Adalberto leía la prensa a diario. Antes de comer se empapaba con las noticias del telediario e incluso, por la noche, dormía después de informarse en las tertulias de cómo iba el país. Quizás por eso estaba siempre preocupado, sin fiarse de bancos, cajas, compañías de seguros o fondos de inversión. Hasta que su amigo Julián le recomendó no leer o ver la televisión y, en todo caso, estar solo pendiente de las noticias locales que podrían resultar más suaves.
Pero esas noticias de andar por casa eran igualmente preocupantes porque la crisis se desparramaba por todas partes y el Ayuntamiento, siempre con superávit, estaba ahora endeudado hasta las cejas, mientras el empleo público había desbordado todas las previsiones. En la disyuntiva de promocionar la actividad empresarial que estaba marginada durante años y a medio gas o subir los impuestos, los políticos se inclinaron por aumentar la presión impositiva, con lo que la economía se ralentizó inmediatamente, creció el paro y los ciudadanos sintieron que la crisis había alcanzado por fin de lleno a la pequeña ciudad.
Adalberto decidió hablar de nuevo con su amigo Julián a ver si le infundía ánimos, al no entender como un gobierno de derechas tomaba decisiones que a él le parecían de izquierdas, aplazando las importantes. Con mayoría absoluta holgada y una oposición dividida entre un partido en crisis y otro minoritario, no se entendía aquella situación. Julián caminaba sonriendo y charlando, mientras Adalberto escuchaba las explicaciones de su amigo.
Eran siempre opiniones, al parecer descabelladas, que dejaban asombrado a un Adalberto cada vez más pensativo. Cuando confió al amigo su visión de la realidad local, éste le dijo que la clave estaba en saber quién mandaba en la ciudad realmente o, al menos, quién influía tanto en las decisiones que se tomaban. Adalberto abrió los ojos completamente como demostrando incredulidad y su interlocutor se le acercó al oído y le musitó un nombre. Adalberto, después de gritar ¡imposible, eso es masoquismo!, se sentó en un banco de los que jalonaban la calle y con la cabeza entre las manos, desesperado, preguntó a Julián si siempre había sido así.
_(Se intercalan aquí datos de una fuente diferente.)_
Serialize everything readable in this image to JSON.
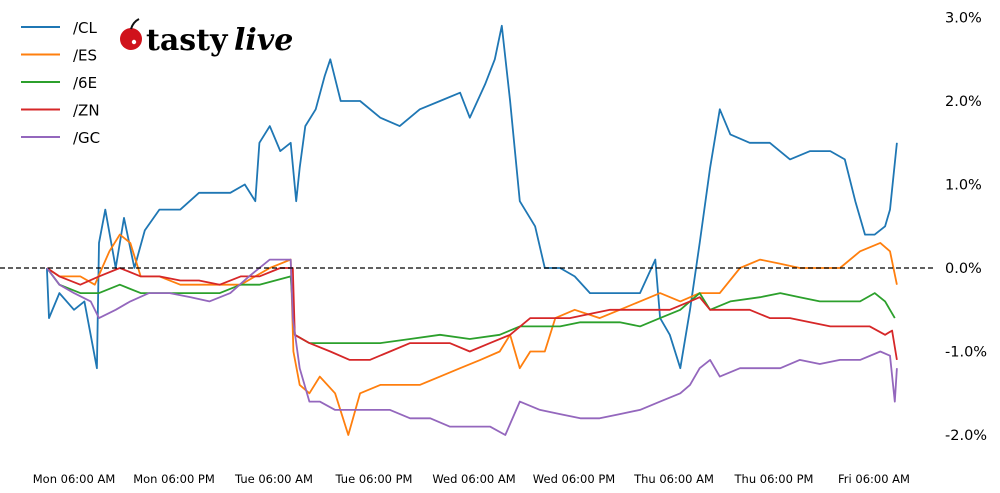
{
  "logo": {
    "text_a": "tasty",
    "text_b": "live"
  },
  "chart_data": {
    "type": "line",
    "title": "",
    "xlabel": "",
    "ylabel": "",
    "ylim": [
      -2.0,
      3.0
    ],
    "y_axis_side": "right",
    "y_ticks": [
      3.0,
      2.0,
      1.0,
      0.0,
      -1.0,
      -2.0
    ],
    "y_tick_labels": [
      "3.0%",
      "2.0%",
      "1.0%",
      "0.0%",
      "-1.0%",
      "-2.0%"
    ],
    "x_ticks": [
      "Mon 06:00",
      "Mon 18:00",
      "Tue 06:00",
      "Tue 18:00",
      "Wed 06:00",
      "Wed 18:00",
      "Thu 06:00",
      "Thu 18:00",
      "Fri 06:00"
    ],
    "x_tick_labels": [
      "Mon 06:00 AM",
      "Mon 06:00 PM",
      "Tue 06:00 AM",
      "Tue 06:00 PM",
      "Wed 06:00 AM",
      "Wed 06:00 PM",
      "Thu 06:00 AM",
      "Thu 06:00 PM",
      "Fri 06:00 AM"
    ],
    "reference_line": {
      "y": 0.0,
      "style": "dashed",
      "color": "#000000"
    },
    "grid": false,
    "legend_position": "top-left",
    "series": [
      {
        "name": "/CL",
        "color": "#1f77b4",
        "points": [
          [
            "Mon 02:45",
            0
          ],
          [
            "Mon 03:00",
            -0.6
          ],
          [
            "Mon 04:15",
            -0.3
          ],
          [
            "Mon 06:00",
            -0.5
          ],
          [
            "Mon 07:15",
            -0.4
          ],
          [
            "Mon 08:45",
            -1.2
          ],
          [
            "Mon 09:00",
            0.3
          ],
          [
            "Mon 09:45",
            0.7
          ],
          [
            "Mon 11:00",
            0.0
          ],
          [
            "Mon 12:00",
            0.6
          ],
          [
            "Mon 13:15",
            0.0
          ],
          [
            "Mon 14:30",
            0.45
          ],
          [
            "Mon 16:15",
            0.7
          ],
          [
            "Mon 18:45",
            0.7
          ],
          [
            "Mon 21:00",
            0.9
          ],
          [
            "Tue 00:45",
            0.9
          ],
          [
            "Tue 02:30",
            1.0
          ],
          [
            "Tue 03:45",
            0.8
          ],
          [
            "Tue 04:15",
            1.5
          ],
          [
            "Tue 05:30",
            1.7
          ],
          [
            "Tue 06:45",
            1.4
          ],
          [
            "Tue 08:00",
            1.5
          ],
          [
            "Tue 08:40",
            0.8
          ],
          [
            "Tue 09:05",
            1.2
          ],
          [
            "Tue 09:45",
            1.7
          ],
          [
            "Tue 11:00",
            1.9
          ],
          [
            "Tue 12:05",
            2.3
          ],
          [
            "Tue 12:45",
            2.5
          ],
          [
            "Tue 14:00",
            2.0
          ],
          [
            "Tue 16:20",
            2.0
          ],
          [
            "Tue 18:45",
            1.8
          ],
          [
            "Tue 21:05",
            1.7
          ],
          [
            "Tue 23:30",
            1.9
          ],
          [
            "Wed 01:55",
            2.0
          ],
          [
            "Wed 04:20",
            2.1
          ],
          [
            "Wed 05:30",
            1.8
          ],
          [
            "Wed 07:20",
            2.2
          ],
          [
            "Wed 08:30",
            2.5
          ],
          [
            "Wed 09:20",
            2.9
          ],
          [
            "Wed 10:20",
            2.0
          ],
          [
            "Wed 11:30",
            0.8
          ],
          [
            "Wed 13:20",
            0.5
          ],
          [
            "Wed 14:30",
            0.0
          ],
          [
            "Wed 16:20",
            0.0
          ],
          [
            "Wed 18:05",
            -0.1
          ],
          [
            "Wed 19:55",
            -0.3
          ],
          [
            "Wed 22:20",
            -0.3
          ],
          [
            "Thu 00:05",
            -0.3
          ],
          [
            "Thu 01:55",
            -0.3
          ],
          [
            "Thu 03:45",
            0.1
          ],
          [
            "Thu 04:20",
            -0.6
          ],
          [
            "Thu 05:30",
            -0.8
          ],
          [
            "Thu 06:45",
            -1.2
          ],
          [
            "Thu 07:55",
            -0.5
          ],
          [
            "Thu 09:05",
            0.3
          ],
          [
            "Thu 10:20",
            1.2
          ],
          [
            "Thu 11:30",
            1.9
          ],
          [
            "Thu 12:45",
            1.6
          ],
          [
            "Thu 15:05",
            1.5
          ],
          [
            "Thu 17:30",
            1.5
          ],
          [
            "Thu 19:55",
            1.3
          ],
          [
            "Thu 22:20",
            1.4
          ],
          [
            "Fri 00:45",
            1.4
          ],
          [
            "Fri 02:30",
            1.3
          ],
          [
            "Fri 03:45",
            0.8
          ],
          [
            "Fri 04:55",
            0.4
          ],
          [
            "Fri 06:05",
            0.4
          ],
          [
            "Fri 07:20",
            0.5
          ],
          [
            "Fri 07:55",
            0.7
          ],
          [
            "Fri 08:45",
            1.5
          ]
        ]
      },
      {
        "name": "/ES",
        "color": "#ff7f0e",
        "points": [
          [
            "Mon 02:45",
            0
          ],
          [
            "Mon 04:15",
            -0.1
          ],
          [
            "Mon 06:45",
            -0.1
          ],
          [
            "Mon 08:30",
            -0.2
          ],
          [
            "Mon 10:15",
            0.2
          ],
          [
            "Mon 11:30",
            0.4
          ],
          [
            "Mon 12:45",
            0.3
          ],
          [
            "Mon 14:00",
            -0.1
          ],
          [
            "Mon 16:15",
            -0.1
          ],
          [
            "Mon 18:45",
            -0.2
          ],
          [
            "Mon 21:00",
            -0.2
          ],
          [
            "Mon 23:30",
            -0.2
          ],
          [
            "Tue 02:00",
            -0.2
          ],
          [
            "Tue 05:30",
            0.0
          ],
          [
            "Tue 08:00",
            0.1
          ],
          [
            "Tue 08:20",
            -1.0
          ],
          [
            "Tue 09:05",
            -1.4
          ],
          [
            "Tue 10:15",
            -1.5
          ],
          [
            "Tue 11:30",
            -1.3
          ],
          [
            "Tue 13:20",
            -1.5
          ],
          [
            "Tue 14:55",
            -2.0
          ],
          [
            "Tue 16:20",
            -1.5
          ],
          [
            "Tue 18:45",
            -1.4
          ],
          [
            "Tue 21:05",
            -1.4
          ],
          [
            "Tue 23:30",
            -1.4
          ],
          [
            "Wed 01:55",
            -1.3
          ],
          [
            "Wed 04:20",
            -1.2
          ],
          [
            "Wed 06:45",
            -1.1
          ],
          [
            "Wed 09:05",
            -1.0
          ],
          [
            "Wed 10:20",
            -0.8
          ],
          [
            "Wed 11:30",
            -1.2
          ],
          [
            "Wed 12:45",
            -1.0
          ],
          [
            "Wed 14:30",
            -1.0
          ],
          [
            "Wed 15:45",
            -0.6
          ],
          [
            "Wed 18:05",
            -0.5
          ],
          [
            "Wed 21:05",
            -0.6
          ],
          [
            "Wed 23:30",
            -0.5
          ],
          [
            "Thu 01:55",
            -0.4
          ],
          [
            "Thu 04:20",
            -0.3
          ],
          [
            "Thu 06:45",
            -0.4
          ],
          [
            "Thu 09:05",
            -0.3
          ],
          [
            "Thu 11:30",
            -0.3
          ],
          [
            "Thu 13:55",
            0.0
          ],
          [
            "Thu 16:20",
            0.1
          ],
          [
            "Thu 18:45",
            0.05
          ],
          [
            "Thu 21:05",
            0.0
          ],
          [
            "Thu 23:30",
            0.0
          ],
          [
            "Fri 01:55",
            0.0
          ],
          [
            "Fri 04:20",
            0.2
          ],
          [
            "Fri 06:45",
            0.3
          ],
          [
            "Fri 07:55",
            0.2
          ],
          [
            "Fri 08:45",
            -0.2
          ]
        ]
      },
      {
        "name": "/6E",
        "color": "#2ca02c",
        "points": [
          [
            "Mon 02:45",
            0
          ],
          [
            "Mon 04:15",
            -0.2
          ],
          [
            "Mon 06:45",
            -0.3
          ],
          [
            "Mon 09:00",
            -0.3
          ],
          [
            "Mon 11:30",
            -0.2
          ],
          [
            "Mon 14:00",
            -0.3
          ],
          [
            "Mon 16:15",
            -0.3
          ],
          [
            "Mon 18:45",
            -0.3
          ],
          [
            "Mon 21:00",
            -0.3
          ],
          [
            "Mon 23:30",
            -0.3
          ],
          [
            "Tue 02:00",
            -0.2
          ],
          [
            "Tue 04:15",
            -0.2
          ],
          [
            "Tue 08:00",
            -0.1
          ],
          [
            "Tue 08:30",
            -0.8
          ],
          [
            "Tue 10:15",
            -0.9
          ],
          [
            "Tue 12:45",
            -0.9
          ],
          [
            "Tue 15:05",
            -0.9
          ],
          [
            "Tue 18:45",
            -0.9
          ],
          [
            "Tue 22:20",
            -0.85
          ],
          [
            "Wed 01:55",
            -0.8
          ],
          [
            "Wed 05:30",
            -0.85
          ],
          [
            "Wed 09:05",
            -0.8
          ],
          [
            "Wed 11:30",
            -0.7
          ],
          [
            "Wed 13:55",
            -0.7
          ],
          [
            "Wed 16:20",
            -0.7
          ],
          [
            "Wed 18:45",
            -0.65
          ],
          [
            "Wed 21:05",
            -0.65
          ],
          [
            "Wed 23:30",
            -0.65
          ],
          [
            "Thu 01:55",
            -0.7
          ],
          [
            "Thu 04:20",
            -0.6
          ],
          [
            "Thu 06:45",
            -0.5
          ],
          [
            "Thu 09:05",
            -0.3
          ],
          [
            "Thu 10:20",
            -0.5
          ],
          [
            "Thu 12:45",
            -0.4
          ],
          [
            "Thu 16:20",
            -0.35
          ],
          [
            "Thu 18:45",
            -0.3
          ],
          [
            "Thu 21:05",
            -0.35
          ],
          [
            "Thu 23:30",
            -0.4
          ],
          [
            "Fri 01:55",
            -0.4
          ],
          [
            "Fri 04:20",
            -0.4
          ],
          [
            "Fri 06:05",
            -0.3
          ],
          [
            "Fri 07:20",
            -0.4
          ],
          [
            "Fri 08:30",
            -0.6
          ]
        ]
      },
      {
        "name": "/ZN",
        "color": "#d62728",
        "points": [
          [
            "Mon 02:45",
            0
          ],
          [
            "Mon 04:15",
            -0.1
          ],
          [
            "Mon 06:45",
            -0.2
          ],
          [
            "Mon 09:00",
            -0.1
          ],
          [
            "Mon 11:30",
            0.0
          ],
          [
            "Mon 14:00",
            -0.1
          ],
          [
            "Mon 16:15",
            -0.1
          ],
          [
            "Mon 18:45",
            -0.15
          ],
          [
            "Mon 21:00",
            -0.15
          ],
          [
            "Mon 23:30",
            -0.2
          ],
          [
            "Tue 02:00",
            -0.1
          ],
          [
            "Tue 04:15",
            -0.1
          ],
          [
            "Tue 06:45",
            0.0
          ],
          [
            "Tue 08:15",
            0.0
          ],
          [
            "Tue 08:30",
            -0.8
          ],
          [
            "Tue 10:15",
            -0.9
          ],
          [
            "Tue 12:45",
            -1.0
          ],
          [
            "Tue 15:05",
            -1.1
          ],
          [
            "Tue 17:30",
            -1.1
          ],
          [
            "Tue 19:55",
            -1.0
          ],
          [
            "Tue 22:20",
            -0.9
          ],
          [
            "Wed 00:45",
            -0.9
          ],
          [
            "Wed 03:05",
            -0.9
          ],
          [
            "Wed 05:30",
            -1.0
          ],
          [
            "Wed 07:55",
            -0.9
          ],
          [
            "Wed 10:20",
            -0.8
          ],
          [
            "Wed 12:45",
            -0.6
          ],
          [
            "Wed 15:05",
            -0.6
          ],
          [
            "Wed 17:30",
            -0.6
          ],
          [
            "Wed 19:55",
            -0.55
          ],
          [
            "Wed 22:20",
            -0.5
          ],
          [
            "Thu 00:45",
            -0.5
          ],
          [
            "Thu 03:05",
            -0.5
          ],
          [
            "Thu 05:30",
            -0.5
          ],
          [
            "Thu 07:55",
            -0.4
          ],
          [
            "Thu 09:05",
            -0.35
          ],
          [
            "Thu 10:20",
            -0.5
          ],
          [
            "Thu 12:45",
            -0.5
          ],
          [
            "Thu 15:05",
            -0.5
          ],
          [
            "Thu 17:30",
            -0.6
          ],
          [
            "Thu 19:55",
            -0.6
          ],
          [
            "Thu 22:20",
            -0.65
          ],
          [
            "Fri 00:45",
            -0.7
          ],
          [
            "Fri 03:05",
            -0.7
          ],
          [
            "Fri 05:30",
            -0.7
          ],
          [
            "Fri 07:20",
            -0.8
          ],
          [
            "Fri 08:10",
            -0.75
          ],
          [
            "Fri 08:45",
            -1.1
          ]
        ]
      },
      {
        "name": "/GC",
        "color": "#9467bd",
        "points": [
          [
            "Mon 02:45",
            0
          ],
          [
            "Mon 04:15",
            -0.2
          ],
          [
            "Mon 06:00",
            -0.3
          ],
          [
            "Mon 08:00",
            -0.4
          ],
          [
            "Mon 09:00",
            -0.6
          ],
          [
            "Mon 11:00",
            -0.5
          ],
          [
            "Mon 12:45",
            -0.4
          ],
          [
            "Mon 15:00",
            -0.3
          ],
          [
            "Mon 17:30",
            -0.3
          ],
          [
            "Mon 20:00",
            -0.35
          ],
          [
            "Mon 22:15",
            -0.4
          ],
          [
            "Tue 00:45",
            -0.3
          ],
          [
            "Tue 03:00",
            -0.1
          ],
          [
            "Tue 05:30",
            0.1
          ],
          [
            "Tue 08:00",
            0.1
          ],
          [
            "Tue 08:15",
            -0.6
          ],
          [
            "Tue 09:05",
            -1.2
          ],
          [
            "Tue 10:15",
            -1.6
          ],
          [
            "Tue 11:30",
            -1.6
          ],
          [
            "Tue 13:20",
            -1.7
          ],
          [
            "Tue 15:05",
            -1.7
          ],
          [
            "Tue 17:30",
            -1.7
          ],
          [
            "Tue 19:55",
            -1.7
          ],
          [
            "Tue 22:20",
            -1.8
          ],
          [
            "Wed 00:45",
            -1.8
          ],
          [
            "Wed 03:05",
            -1.9
          ],
          [
            "Wed 05:30",
            -1.9
          ],
          [
            "Wed 07:55",
            -1.9
          ],
          [
            "Wed 09:45",
            -2.0
          ],
          [
            "Wed 11:30",
            -1.6
          ],
          [
            "Wed 13:55",
            -1.7
          ],
          [
            "Wed 16:20",
            -1.75
          ],
          [
            "Wed 18:45",
            -1.8
          ],
          [
            "Wed 21:05",
            -1.8
          ],
          [
            "Wed 23:30",
            -1.75
          ],
          [
            "Thu 01:55",
            -1.7
          ],
          [
            "Thu 04:20",
            -1.6
          ],
          [
            "Thu 06:45",
            -1.5
          ],
          [
            "Thu 07:55",
            -1.4
          ],
          [
            "Thu 09:05",
            -1.2
          ],
          [
            "Thu 10:20",
            -1.1
          ],
          [
            "Thu 11:30",
            -1.3
          ],
          [
            "Thu 13:55",
            -1.2
          ],
          [
            "Thu 16:20",
            -1.2
          ],
          [
            "Thu 18:45",
            -1.2
          ],
          [
            "Thu 21:05",
            -1.1
          ],
          [
            "Thu 23:30",
            -1.15
          ],
          [
            "Fri 01:55",
            -1.1
          ],
          [
            "Fri 04:20",
            -1.1
          ],
          [
            "Fri 06:45",
            -1.0
          ],
          [
            "Fri 07:55",
            -1.05
          ],
          [
            "Fri 08:30",
            -1.6
          ],
          [
            "Fri 08:45",
            -1.2
          ]
        ]
      }
    ]
  }
}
“-No, siempre no. Antes mandaba otro”, dijo el amigo. Y acercándose al oído de Adalberto le musitó otro nombre que dejó aturdido al pobre hombre. ¡Pero bueno! –exclamó- ¿es que nunca ha mandado quién tiene que mandar realmente?. Su amigo le explicó que las apariencias se cubrían perfectamente, pero las influencias eran decisivas en los asuntos trascendentales, quizás por comodidad o, simplemente, por miedo.
Adalberto terminó enviando al amigo a hacer puñetas y regresó a su casa a toda prisa. Había quedado con él para tranquilizarse y se marchaba más preocupado que cuando llegó. Lo que había sabido encajaba con el cabreo de los empresarios locales y los ácidos comentarios de gentes de derechas de toda la vida, pero las confidencias de Julián le parecieron tan verosímiles como peligrosas.
Adalberto no pudo dormir aquella noche. Antes le preocupaba la deuda, las acciones y sus hipotecas y ahora no paraba de darle vueltas a lo que estaba ocurriendo en su pequeña comunidad. Terminó poniéndose el auricular en el oído para escuchar un programa de confidencias amorosas y, solo de esa forma, consiguió dormir algo aquella noche.